Meditation is often thought of as a solo activity, but it doesn’t have to be. Doing it with others helps develop meditation as a habit and creates a community of belonging and acceptance. Get a small group together online and share guiding duties by reading from a book of meditations

If you have an experienced meditator in your circle, see if they’d be willing to take the lead. One of the engineers behind HiRoad, Sungho, is a breathing instructor certified in the Wim Hof method. He’s run some online meditations for us that have been quite successful and enjoyable. [He’s written a post for us about a simple exercise called box breathing you can read here.] 


5. Make time to look out for people

It’s really important to make sure you’re staying in touch with people who are vulnerable right now. One example is elderly family members. They’re less likely to be plugged into social media, so pick up the phone and see how they’re doing. 

You don’t have to be related to people to reach out, either.

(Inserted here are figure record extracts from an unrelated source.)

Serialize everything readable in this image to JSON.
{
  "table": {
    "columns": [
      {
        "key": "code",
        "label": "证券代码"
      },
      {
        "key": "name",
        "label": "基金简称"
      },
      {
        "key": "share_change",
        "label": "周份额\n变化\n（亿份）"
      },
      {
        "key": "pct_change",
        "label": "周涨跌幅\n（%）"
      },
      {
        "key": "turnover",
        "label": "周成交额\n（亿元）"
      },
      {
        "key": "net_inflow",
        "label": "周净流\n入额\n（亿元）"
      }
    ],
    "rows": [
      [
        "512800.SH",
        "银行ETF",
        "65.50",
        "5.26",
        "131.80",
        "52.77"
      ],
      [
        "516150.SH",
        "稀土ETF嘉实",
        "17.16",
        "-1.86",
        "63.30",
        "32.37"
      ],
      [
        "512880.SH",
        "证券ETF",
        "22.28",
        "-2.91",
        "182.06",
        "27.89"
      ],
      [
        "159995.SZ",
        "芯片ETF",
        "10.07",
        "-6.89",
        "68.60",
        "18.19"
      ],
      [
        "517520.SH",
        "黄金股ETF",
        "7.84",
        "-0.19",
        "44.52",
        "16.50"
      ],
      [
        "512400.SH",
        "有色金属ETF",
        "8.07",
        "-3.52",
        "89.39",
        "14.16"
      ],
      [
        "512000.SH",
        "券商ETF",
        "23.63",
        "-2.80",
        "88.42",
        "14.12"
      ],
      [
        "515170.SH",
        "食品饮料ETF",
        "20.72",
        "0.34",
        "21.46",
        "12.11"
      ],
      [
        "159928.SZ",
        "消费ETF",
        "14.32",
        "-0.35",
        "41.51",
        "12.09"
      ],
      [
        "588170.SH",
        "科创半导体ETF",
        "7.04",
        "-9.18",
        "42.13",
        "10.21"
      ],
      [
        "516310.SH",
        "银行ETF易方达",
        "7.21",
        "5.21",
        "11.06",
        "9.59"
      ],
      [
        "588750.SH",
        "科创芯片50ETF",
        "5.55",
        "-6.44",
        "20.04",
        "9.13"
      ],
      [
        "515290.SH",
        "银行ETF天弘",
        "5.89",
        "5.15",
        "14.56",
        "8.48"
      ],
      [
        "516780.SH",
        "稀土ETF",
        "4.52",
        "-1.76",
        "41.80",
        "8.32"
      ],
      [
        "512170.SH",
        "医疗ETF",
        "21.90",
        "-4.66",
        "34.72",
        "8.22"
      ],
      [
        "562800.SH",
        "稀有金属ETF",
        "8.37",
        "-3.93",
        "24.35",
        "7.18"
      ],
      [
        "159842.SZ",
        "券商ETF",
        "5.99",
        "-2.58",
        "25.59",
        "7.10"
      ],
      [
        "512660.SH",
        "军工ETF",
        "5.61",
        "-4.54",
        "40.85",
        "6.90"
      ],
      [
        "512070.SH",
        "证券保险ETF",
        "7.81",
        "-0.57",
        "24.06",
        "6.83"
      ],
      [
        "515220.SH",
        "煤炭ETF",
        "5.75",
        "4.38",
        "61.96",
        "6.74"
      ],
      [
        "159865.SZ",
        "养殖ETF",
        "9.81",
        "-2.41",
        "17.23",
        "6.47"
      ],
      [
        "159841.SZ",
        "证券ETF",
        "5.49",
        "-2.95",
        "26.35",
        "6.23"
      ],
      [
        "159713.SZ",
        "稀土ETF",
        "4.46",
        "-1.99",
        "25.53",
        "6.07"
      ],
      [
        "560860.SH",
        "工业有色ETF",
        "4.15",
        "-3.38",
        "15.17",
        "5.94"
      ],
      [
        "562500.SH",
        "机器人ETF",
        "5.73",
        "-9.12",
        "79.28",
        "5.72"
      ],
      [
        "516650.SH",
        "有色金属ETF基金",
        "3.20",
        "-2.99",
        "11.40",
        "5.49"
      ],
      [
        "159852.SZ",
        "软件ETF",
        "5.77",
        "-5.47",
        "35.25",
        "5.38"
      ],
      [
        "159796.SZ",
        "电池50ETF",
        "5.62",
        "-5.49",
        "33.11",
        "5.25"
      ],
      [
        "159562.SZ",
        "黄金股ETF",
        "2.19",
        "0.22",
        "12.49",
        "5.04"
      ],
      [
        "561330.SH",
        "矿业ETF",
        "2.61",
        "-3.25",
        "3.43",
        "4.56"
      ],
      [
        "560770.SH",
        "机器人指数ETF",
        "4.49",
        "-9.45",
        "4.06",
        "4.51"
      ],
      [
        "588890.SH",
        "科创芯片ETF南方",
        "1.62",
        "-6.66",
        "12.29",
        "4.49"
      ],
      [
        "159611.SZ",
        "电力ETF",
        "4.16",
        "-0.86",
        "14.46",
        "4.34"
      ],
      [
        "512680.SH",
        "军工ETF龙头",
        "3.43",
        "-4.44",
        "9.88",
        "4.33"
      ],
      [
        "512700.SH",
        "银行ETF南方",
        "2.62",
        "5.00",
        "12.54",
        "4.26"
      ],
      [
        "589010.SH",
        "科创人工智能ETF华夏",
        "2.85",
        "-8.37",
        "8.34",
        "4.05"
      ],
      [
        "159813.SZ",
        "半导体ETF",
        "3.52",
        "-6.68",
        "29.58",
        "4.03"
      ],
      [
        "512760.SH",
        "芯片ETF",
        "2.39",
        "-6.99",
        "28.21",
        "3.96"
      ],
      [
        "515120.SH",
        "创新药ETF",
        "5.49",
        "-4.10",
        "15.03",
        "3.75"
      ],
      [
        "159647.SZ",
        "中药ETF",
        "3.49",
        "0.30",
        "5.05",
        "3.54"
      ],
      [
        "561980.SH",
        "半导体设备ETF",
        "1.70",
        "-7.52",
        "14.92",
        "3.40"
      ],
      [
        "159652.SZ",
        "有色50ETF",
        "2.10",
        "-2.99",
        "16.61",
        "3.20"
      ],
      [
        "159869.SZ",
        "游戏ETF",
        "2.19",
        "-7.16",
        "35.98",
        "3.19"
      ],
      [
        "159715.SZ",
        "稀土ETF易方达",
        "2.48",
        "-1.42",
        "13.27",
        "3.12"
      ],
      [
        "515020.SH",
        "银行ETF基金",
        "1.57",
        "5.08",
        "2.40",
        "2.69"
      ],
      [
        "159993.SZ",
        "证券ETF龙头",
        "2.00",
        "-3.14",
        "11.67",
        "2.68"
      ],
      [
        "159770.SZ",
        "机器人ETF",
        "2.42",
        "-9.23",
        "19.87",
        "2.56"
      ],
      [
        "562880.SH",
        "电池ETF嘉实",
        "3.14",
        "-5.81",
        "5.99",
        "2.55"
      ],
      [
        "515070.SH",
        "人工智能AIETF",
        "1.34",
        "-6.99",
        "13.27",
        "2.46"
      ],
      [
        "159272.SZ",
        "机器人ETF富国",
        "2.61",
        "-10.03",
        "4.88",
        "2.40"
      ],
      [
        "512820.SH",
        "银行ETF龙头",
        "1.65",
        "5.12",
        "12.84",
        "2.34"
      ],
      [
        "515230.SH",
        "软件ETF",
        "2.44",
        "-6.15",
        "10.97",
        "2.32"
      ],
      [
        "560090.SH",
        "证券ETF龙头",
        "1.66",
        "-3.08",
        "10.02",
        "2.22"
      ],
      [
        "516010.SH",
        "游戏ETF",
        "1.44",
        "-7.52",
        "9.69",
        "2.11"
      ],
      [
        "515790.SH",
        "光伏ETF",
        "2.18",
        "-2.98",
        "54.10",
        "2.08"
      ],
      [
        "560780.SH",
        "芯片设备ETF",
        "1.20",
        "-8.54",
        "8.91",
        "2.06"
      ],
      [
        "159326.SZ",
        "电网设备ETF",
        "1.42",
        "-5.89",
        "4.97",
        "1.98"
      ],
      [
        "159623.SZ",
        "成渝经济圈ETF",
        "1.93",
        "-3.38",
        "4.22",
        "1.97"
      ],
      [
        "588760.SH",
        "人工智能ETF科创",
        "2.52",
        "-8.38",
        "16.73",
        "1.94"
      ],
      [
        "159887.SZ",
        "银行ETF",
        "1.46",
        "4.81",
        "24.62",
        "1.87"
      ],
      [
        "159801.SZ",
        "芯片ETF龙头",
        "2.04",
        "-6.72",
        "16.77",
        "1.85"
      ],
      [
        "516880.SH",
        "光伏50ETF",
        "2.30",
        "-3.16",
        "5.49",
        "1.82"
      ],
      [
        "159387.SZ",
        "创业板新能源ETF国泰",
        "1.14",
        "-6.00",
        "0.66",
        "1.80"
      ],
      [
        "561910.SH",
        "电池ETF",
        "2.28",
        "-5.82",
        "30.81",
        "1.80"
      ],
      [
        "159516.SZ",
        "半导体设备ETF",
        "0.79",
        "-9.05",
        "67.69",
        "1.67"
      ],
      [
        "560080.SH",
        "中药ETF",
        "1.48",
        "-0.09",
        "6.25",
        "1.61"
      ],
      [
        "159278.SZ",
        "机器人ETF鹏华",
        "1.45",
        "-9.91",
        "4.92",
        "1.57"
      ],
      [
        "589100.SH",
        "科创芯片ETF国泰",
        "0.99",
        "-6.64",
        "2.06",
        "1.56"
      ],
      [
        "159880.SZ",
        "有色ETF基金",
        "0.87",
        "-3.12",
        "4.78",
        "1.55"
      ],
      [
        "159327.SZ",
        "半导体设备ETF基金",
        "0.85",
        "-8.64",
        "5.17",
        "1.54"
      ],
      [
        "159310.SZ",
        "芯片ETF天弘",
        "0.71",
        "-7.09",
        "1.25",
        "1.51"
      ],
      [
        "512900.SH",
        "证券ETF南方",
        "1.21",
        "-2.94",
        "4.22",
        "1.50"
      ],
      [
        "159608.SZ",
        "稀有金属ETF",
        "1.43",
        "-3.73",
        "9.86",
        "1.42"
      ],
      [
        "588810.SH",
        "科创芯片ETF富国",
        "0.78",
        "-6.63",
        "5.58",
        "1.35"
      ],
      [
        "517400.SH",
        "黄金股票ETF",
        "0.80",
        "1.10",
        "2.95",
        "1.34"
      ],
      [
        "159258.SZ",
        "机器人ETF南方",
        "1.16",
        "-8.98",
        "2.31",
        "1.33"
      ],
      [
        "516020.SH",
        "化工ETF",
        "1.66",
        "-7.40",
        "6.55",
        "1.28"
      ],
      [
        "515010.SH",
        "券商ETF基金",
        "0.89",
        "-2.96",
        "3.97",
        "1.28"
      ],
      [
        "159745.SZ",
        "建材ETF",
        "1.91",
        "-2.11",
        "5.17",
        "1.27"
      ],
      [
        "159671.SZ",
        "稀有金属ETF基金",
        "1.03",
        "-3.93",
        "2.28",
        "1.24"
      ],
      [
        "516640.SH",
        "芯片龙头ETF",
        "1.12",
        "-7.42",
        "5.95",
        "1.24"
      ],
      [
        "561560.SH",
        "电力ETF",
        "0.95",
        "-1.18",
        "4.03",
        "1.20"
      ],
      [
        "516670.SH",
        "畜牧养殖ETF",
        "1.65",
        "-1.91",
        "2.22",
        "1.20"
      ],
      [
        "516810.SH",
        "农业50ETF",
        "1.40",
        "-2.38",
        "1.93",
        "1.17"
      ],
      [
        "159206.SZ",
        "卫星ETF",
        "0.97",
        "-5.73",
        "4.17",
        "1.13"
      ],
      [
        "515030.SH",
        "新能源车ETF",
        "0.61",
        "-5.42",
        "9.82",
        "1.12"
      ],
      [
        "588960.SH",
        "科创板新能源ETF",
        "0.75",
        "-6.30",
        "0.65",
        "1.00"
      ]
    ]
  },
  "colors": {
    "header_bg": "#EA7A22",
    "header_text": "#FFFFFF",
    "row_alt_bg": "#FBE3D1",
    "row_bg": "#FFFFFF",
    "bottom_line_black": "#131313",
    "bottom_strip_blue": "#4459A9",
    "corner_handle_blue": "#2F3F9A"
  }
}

One of our team members lives with her 82-year-old mom. Her mom cooks for a small community of older folks in the neighborhood that live alone. Every day she prepares at least one meal—lunch or dinner—and then they deliver it to their door and say a hello from a safe distance, checking to see if they’re okay.

This is right in line with former Surgeon General Vivek Murthy’s tips on combating loneliness. In an inspiring Twitter thread, he lays out the harms of isolation and how to overcome them. He says, “Loneliness is associated with higher risk of heart disease, dementia, depression, and anxiety.” 

He suggests spending 15 minutes a day communicating with your loved ones. And when you do, make that time count by decreasing distractions and giving them your full attention. 

Murthy is also big on offering service to others. He says, “It turns out that when we reach out and help someone else, that not only enables us to connect with another human being, but it reminds us of our value and of our purpose in life.”

All of the above is just a starting point. What’s important is that you do something for yourself and make time for people you care about. If there’s one takeaway from this experience, it’s that we can do with less of just about everything—except each other.  And in the end, if you continue these good habits after the pandemic is over, you can be closer than ever to the ones you care about.